Duerme en una pausa de la oración en que estaba usando el libro (¿la Biblia?),
soñando quizá en la venida del Mesías.
A la derecha, un cuenco de porcelana con tres flores:
la rosa (el amor), la azucena (la pureza) y el clavel (la fidelidad).
Sobre su cabeza (hacer click para agrandar la imagen),
una luminosa aureola de cabecitas angélicas
(Cf. comentario de Alfonso E. Pérez Sánchez).
El papel de María en la salvación y para cada cristiano se ha ido iluminando dentro del catolicismo, con más intensidad en los últimos siglos. Esto, decía Jean Daniélou, no es un añadido a la Sagrada Escritura ni es un residuo del paganismo, sino que proviene de haber entendido mejor la Biblia. Implica dos aspectos: entender mejor el
misterio de su elección para ser madre de Dios; entender también por qué y cómo es
madre nuestra, en cuanto que mantiene hacia nosotros la misma relación que tiene con Cristo. De todo ello se ocupa el gran teólogo francés en un capítulo de su libro “El misterio del Adviento” (Madrid 2006, original de 1948, pp. 109-128).

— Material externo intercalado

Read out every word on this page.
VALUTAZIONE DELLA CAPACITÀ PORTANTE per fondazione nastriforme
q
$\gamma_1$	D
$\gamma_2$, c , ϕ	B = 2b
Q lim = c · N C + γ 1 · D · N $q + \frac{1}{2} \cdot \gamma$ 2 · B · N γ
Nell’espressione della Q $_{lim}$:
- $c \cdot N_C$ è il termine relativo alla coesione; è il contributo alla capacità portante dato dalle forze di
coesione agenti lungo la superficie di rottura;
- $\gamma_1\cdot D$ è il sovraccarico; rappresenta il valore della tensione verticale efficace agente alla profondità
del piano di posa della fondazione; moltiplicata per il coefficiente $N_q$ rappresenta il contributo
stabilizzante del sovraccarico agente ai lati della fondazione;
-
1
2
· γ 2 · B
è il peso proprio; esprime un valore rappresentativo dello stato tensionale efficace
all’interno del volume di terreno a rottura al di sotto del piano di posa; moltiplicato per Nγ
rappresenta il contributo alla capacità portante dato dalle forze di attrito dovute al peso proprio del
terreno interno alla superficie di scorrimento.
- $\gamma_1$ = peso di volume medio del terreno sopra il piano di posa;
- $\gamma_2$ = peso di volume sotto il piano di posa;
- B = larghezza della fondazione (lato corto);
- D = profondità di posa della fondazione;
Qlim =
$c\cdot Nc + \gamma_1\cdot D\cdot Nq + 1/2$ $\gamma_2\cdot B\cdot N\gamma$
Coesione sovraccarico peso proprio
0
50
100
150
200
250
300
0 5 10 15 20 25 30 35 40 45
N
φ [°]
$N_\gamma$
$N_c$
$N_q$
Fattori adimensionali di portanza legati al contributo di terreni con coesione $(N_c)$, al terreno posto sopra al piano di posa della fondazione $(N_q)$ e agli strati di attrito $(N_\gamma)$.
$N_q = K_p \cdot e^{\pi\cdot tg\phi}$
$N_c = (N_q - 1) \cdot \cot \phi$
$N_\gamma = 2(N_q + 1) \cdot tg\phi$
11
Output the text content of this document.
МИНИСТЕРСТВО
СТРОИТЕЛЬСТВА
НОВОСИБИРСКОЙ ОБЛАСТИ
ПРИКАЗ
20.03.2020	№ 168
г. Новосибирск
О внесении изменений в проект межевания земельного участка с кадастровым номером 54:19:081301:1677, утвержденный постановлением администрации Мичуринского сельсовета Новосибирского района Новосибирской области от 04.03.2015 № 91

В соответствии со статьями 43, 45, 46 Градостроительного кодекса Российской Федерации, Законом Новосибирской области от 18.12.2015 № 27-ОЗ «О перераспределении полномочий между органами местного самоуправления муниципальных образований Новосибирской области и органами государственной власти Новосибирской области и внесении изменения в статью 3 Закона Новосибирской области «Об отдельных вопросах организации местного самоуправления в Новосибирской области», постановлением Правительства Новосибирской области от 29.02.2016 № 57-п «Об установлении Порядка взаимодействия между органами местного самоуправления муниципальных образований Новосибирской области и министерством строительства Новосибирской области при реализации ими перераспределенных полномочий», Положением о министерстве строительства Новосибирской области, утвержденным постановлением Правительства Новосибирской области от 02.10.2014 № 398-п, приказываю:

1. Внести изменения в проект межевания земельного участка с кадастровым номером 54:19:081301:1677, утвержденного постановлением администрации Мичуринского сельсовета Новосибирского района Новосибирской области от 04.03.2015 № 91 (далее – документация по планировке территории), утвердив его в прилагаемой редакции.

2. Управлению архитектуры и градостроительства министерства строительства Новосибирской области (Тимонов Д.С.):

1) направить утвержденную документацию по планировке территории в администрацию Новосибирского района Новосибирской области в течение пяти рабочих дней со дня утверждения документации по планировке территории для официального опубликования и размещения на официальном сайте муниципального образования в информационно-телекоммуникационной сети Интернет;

Su reflexión nos puede servir para terminar con intensidad la espera del Adviento, y vivir con intensidad la Navidad cristiana, especialmente este Año de la Misericordia, concentrándonos en la petición de la
comunión espiritual que san Josemaría aprendió de un religioso escolapio: “Yo quisiera, Señor, recibiros, con aquella pureza, humildad y devoción con que os recibió vuestra Santísima Madre, con el espíritu y fervor de los santos”. Una oración que sirve a la vez para preparar la comunión eucarística siempre que podamos recibirla.